Video recording is becoming ubiquitous in many construction sites for project monitoring purposes. The need for continuous benchmarking and improving the amount of time that equipment and craft workers spend on actual construction from one side, and the rate at which site videos are being generated, have accelerated the demand for machine understanding to enable better activity analysis capabilities.  An automated method for activity analysis allows project management to spend less time on assessing the workface, rather spending their time on the more important task of identifying opportunities for productivity improvement. However, automating activity analysis using site video streams is not a trivial task. First, building a computer vision based method that can segment a jobsite video sequence for each detected resource (e.g., equipment, worker) into temporal parts that contain single activities, and separately classifying the activities is technically difficult. Second, recognizing an activity within each video segment is still challenging due to the high degree of intra-class variability in resources, occlusions, scene clutter, and difficulties in defining visually-distinct activities (See Figure below). Third obstacle is the lack of adequate benchmarking datasets and validation metrics to evaluate vision-based activity analysis algorithms. 

To overcome these limitations, research is focusing on developing new automated methods for activity analysis of dynamic construction resources in highly varying long-sequences of videos obtained from fixed cameras. These methods should be capable of analyzing and assigning activity labels at the level of individual video frames in a reasonable time to justifies their practical significance. 

An end-to-end computer vision based solution for construction activity analysis using video cameras typically involves three main steps: 1) detecting construction resources --equipment and workers-- from videos; 2) tracking their location in 2D and/or 3D; and 3) recognizing the time-series of their activities. Over the past few years many efforts have focused on the task of detecting and tracking construction resources in 2D frames and/or in 3D. While very promising results have been reported on the task of detection and tracking, there has been less attention on activity recognition which is more important for construction productivity improvements. As a step toward addressing the problem of identifying sequences of construction activities from a video, several recent methods have focused on inferring construction activities using location information. Using prior knowledge about activity locations on the jobsite, and/or by combining accelerometers, these method infer the state of the resource activities (e.g. idle vs. non-idle). Still distinguishing between two activities that many have the same location, for example ``Load Bucket'' versus ``Swing Bucket Loaded'' could be challenging.

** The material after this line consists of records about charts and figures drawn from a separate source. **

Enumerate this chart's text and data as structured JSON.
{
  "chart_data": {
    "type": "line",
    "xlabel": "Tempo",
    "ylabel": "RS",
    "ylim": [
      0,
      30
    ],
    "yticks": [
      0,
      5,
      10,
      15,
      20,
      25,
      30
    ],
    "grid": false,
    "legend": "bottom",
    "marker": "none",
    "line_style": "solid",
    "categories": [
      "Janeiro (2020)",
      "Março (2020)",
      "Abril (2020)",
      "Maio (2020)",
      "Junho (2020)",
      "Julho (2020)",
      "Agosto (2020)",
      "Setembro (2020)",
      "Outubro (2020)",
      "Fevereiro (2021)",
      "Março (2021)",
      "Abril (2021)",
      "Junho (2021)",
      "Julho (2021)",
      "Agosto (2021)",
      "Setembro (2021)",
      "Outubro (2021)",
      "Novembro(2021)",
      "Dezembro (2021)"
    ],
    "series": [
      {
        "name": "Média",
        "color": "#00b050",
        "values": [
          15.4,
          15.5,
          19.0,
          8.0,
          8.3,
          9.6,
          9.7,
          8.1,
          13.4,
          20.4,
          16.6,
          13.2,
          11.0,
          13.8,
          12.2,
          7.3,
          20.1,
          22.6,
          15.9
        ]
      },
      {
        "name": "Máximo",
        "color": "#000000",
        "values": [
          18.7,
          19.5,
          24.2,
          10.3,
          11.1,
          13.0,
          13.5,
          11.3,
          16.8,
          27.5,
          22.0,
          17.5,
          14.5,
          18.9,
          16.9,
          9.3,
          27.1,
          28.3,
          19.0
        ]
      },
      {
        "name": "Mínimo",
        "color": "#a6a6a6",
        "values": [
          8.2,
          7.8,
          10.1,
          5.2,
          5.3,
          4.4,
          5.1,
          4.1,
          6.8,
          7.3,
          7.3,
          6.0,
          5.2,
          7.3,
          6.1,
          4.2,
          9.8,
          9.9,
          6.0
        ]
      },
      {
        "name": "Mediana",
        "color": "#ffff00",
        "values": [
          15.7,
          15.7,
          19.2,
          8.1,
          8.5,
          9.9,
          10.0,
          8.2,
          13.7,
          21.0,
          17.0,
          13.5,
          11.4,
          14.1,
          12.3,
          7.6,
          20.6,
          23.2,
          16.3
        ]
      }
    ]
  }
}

As part of a computer vision based monitoring solution, there is a need for methods that can leverage video sequences captured from construction sites and 'classify' atomic construction activities. By recognizing atomic construction activities --e.g. ``Load Bucket'', ``Swing Bucket Loaded'', ``Dump Bucket'', ``Swing Bucket Empty'', ``Moving'', and ``Idling'' for an excavator-- we mean classifying the activities of a single resource (e.g. an equipment) from video sequences wherein each activity is self-contained within a video. In other words, the video starts with one activity of a single resource and ends with the same activity (See Figure 2). 

Scope of this machine problem

In this machine problem, we will work on developing supervised machine learning based methods for construction activity analysis from computer vision features captured from video streams that contain one equipment performing a single activity. For training our model, we have collected labeled data from actual construction operations. Our input consists of video sequences recorded using consumer-level cameras, from which we extract visual features that can be fed into learning/inference algorithms. For recording purposes, we assume the camera is setup on a tripod in an approximate distance of 50 to 250 meters so that the resources are within the field-of-view of the camera.